Single Player? - Maybe one of the old Ultima games, like IV. But it's hard to remember back that far. I thought Fallout was pretty good as well.
from mmorpg i would say ryzom (you was building your own skills from "components" as with crafting), from singleplayer games wizardry 8.
I concur with asheron's call. You really got to plan out everything and when you finally had enough skill points to either spec life say later on in the game with a melee oriented character or spec magic resist you could really see it.
In the old days even more so because you had to get your specs right at the beginning and it was key things like not having healing or mana conversion and then getting it.
You could shape your character however you wanted to as opposed to current games where you are stuck up a tree.
I gotta vote AC, too. Why no other game has copied it(not even AC2 lol) is beyond me.
Anything by Cryptic.
I love hunting for elite skills in GW, If that counts as character devlopment, i think it does.
Asheron's Call, Ryzom, and Mabinogi.
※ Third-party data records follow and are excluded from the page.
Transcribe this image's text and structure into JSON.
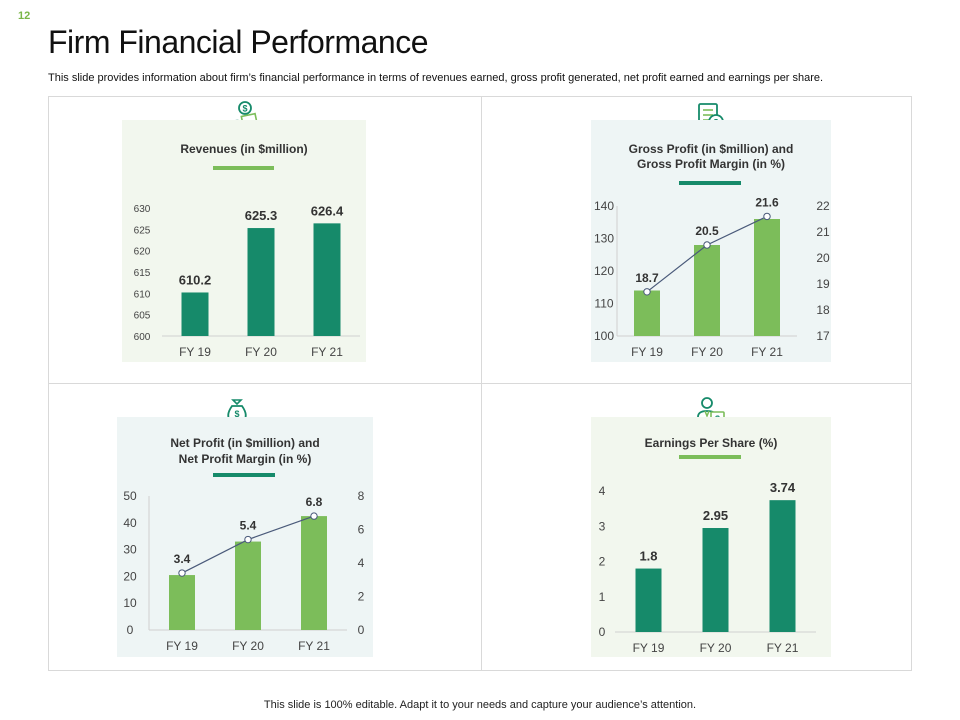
{
  "page_number": "12",
  "title": "Firm Financial Performance",
  "subtitle": "This slide provides information about firm’s financial performance in terms of revenues earned, gross profit generated, net profit earned and earnings per share.",
  "footer": "This slide is 100% editable. Adapt it to your needs and capture your audience’s attention.",
  "icons": [
    "money-hand-icon",
    "invoice-dollar-icon",
    "money-bag-icon",
    "businessman-dollar-icon"
  ],
  "colors": {
    "dark_green": "#168a6a",
    "light_green": "#7cbd5a",
    "panel_bg_green": "#f2f7ee",
    "panel_bg_blue": "#eef5f5"
  },
  "chart_data": [
    {
      "id": "revenues",
      "type": "bar",
      "title_lines": [
        "Revenues  (in $million)"
      ],
      "categories": [
        "FY 19",
        "FY 20",
        "FY 21"
      ],
      "values": [
        610.2,
        625.3,
        626.4
      ],
      "value_labels": [
        "610.2",
        "625.3",
        "626.4"
      ],
      "ylim": [
        600,
        630
      ],
      "yticks": [
        "600",
        "605",
        "610",
        "615",
        "620",
        "625",
        "630"
      ],
      "bar_color": "#168a6a",
      "underline_color": "#7cbd5a"
    },
    {
      "id": "gross-profit",
      "type": "bar+line",
      "title_lines": [
        "Gross Profit (in $million) and",
        "Gross Profit Margin (in %)"
      ],
      "categories": [
        "FY 19",
        "FY 20",
        "FY 21"
      ],
      "values": [
        114,
        128,
        136
      ],
      "ylim": [
        100,
        140
      ],
      "yticks": [
        "100",
        "110",
        "120",
        "130",
        "140"
      ],
      "line_values": [
        18.7,
        20.5,
        21.6
      ],
      "line_labels": [
        "18.7",
        "20.5",
        "21.6"
      ],
      "y2lim": [
        17,
        22
      ],
      "y2ticks": [
        "17",
        "18",
        "19",
        "20",
        "21",
        "22"
      ],
      "bar_color": "#7cbd5a",
      "underline_color": "#168a6a"
    },
    {
      "id": "net-profit",
      "type": "bar+line",
      "title_lines": [
        "Net Profit (in $million) and",
        "Net Profit Margin (in %)"
      ],
      "categories": [
        "FY 19",
        "FY 20",
        "FY 21"
      ],
      "values": [
        20.5,
        33,
        42.5
      ],
      "ylim": [
        0,
        50
      ],
      "yticks": [
        "0",
        "10",
        "20",
        "30",
        "40",
        "50"
      ],
      "line_values": [
        3.4,
        5.4,
        6.8
      ],
      "line_labels": [
        "3.4",
        "5.4",
        "6.8"
      ],
      "y2lim": [
        0,
        8
      ],
      "y2ticks": [
        "0",
        "2",
        "4",
        "6",
        "8"
      ],
      "bar_color": "#7cbd5a",
      "underline_color": "#168a6a"
    },
    {
      "id": "eps",
      "type": "bar",
      "title_lines": [
        "Earnings Per Share (%)"
      ],
      "categories": [
        "FY 19",
        "FY 20",
        "FY 21"
      ],
      "values": [
        1.8,
        2.95,
        3.74
      ],
      "value_labels": [
        "1.8",
        "2.95",
        "3.74"
      ],
      "ylim": [
        0,
        4
      ],
      "yticks": [
        "0",
        "1",
        "2",
        "3",
        "4"
      ],
      "bar_color": "#168a6a",
      "underline_color": "#7cbd5a"
    }
  ]
}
Each for different reasons.
Playing - EVE, Wurm
Retired - Final Fantasy XI, Anarchy Online, Mabinogi
Waiting - ArcheAge, Salem
For modern MMOs I'd have to go LoTRO, at least for my LM. You really go from feeling like a zero to a god.
Skill-based games, like Mortal Online and UO, in that you built the character you wanted.
WAR, because it was the first themepark game in which I literally advanced characters solely through PvP, which was a lot of fun.
Hell hath no fury like an MMORPG player scorned.
I liked city of heros and guild wars but I guess champions online was better though.
SKYeXile
TRF - GM - GW2, PS2, WAR, AION, Rift, WoW, WOT....etc...
Future Crew - High Council. Planetside 1 & 2.
I'll have to go with City of Heroes. Nothing made you run and level up faster than that game did. "OOoo I get [insert next cool power here] I'll be right back!" "Don't start the mission without me!" That feeling has tapered off now with all the temp powers though. There is hardly anyone in the game that can't fly with a backpack now and most people use it to get to a "farm" where they can level up 15 levels in one day and gain 7 powers almost instantly : (
"I'm not cheap I'm incredibly subconsciously financially optimized"
"The worst part of censorship is ------------------"
Anarchy Online was awesome. You got points every level and could really do different things with them. Even if you went for min/maxing your key skills, you still had stuff left over. Plus you had tons of options of investing in different skills or abilities that would eventually lead to improving other skills, etc.
So many things were interdependent, you could put points into Ability A, which would passively improve Skill B, which would allow you to equip Implant C, which would improve skill D, which would allow you to cast buff E, which would allow you to put on implant F, which would raise skill G, which would let you equip item H and so on and so on.
You could spend hours figuring out ways to meaningfully improve your character without ever leveling. But of course you WOULD level, so that added another element to it.
I just found it to be tons of fun. Plus, with 220 character levels, it wasn't like the next level was every going to totally change your life, so it really put the focus on what you want to do and HOW you want to improve, not just "go level".
"Id rather work on something with great potential than on fulfilling a promise of mediocrity."
- Raph Koster
Tried: AO,EQ,EQ2,DAoC,SWG,AA,SB,HZ,CoX,PS,GA,TR,IV,GnH,EVE, PP,DnL,WAR,MxO,SWG,FE,VG,AoC,DDO,LoTRO,Rift,TOR,Aion,Tera,TSW,GW2,DCUO,CO,STO
Favourites: AO,SWG,EVE,TR,LoTRO,TSW,EQ2, Firefall
Currently Playing: ESO
Lotro
You go from a nothing to everyone knows you over the course of 65 levels And there's plenty to advance in. Level, crafting, deeds, storyline, and more.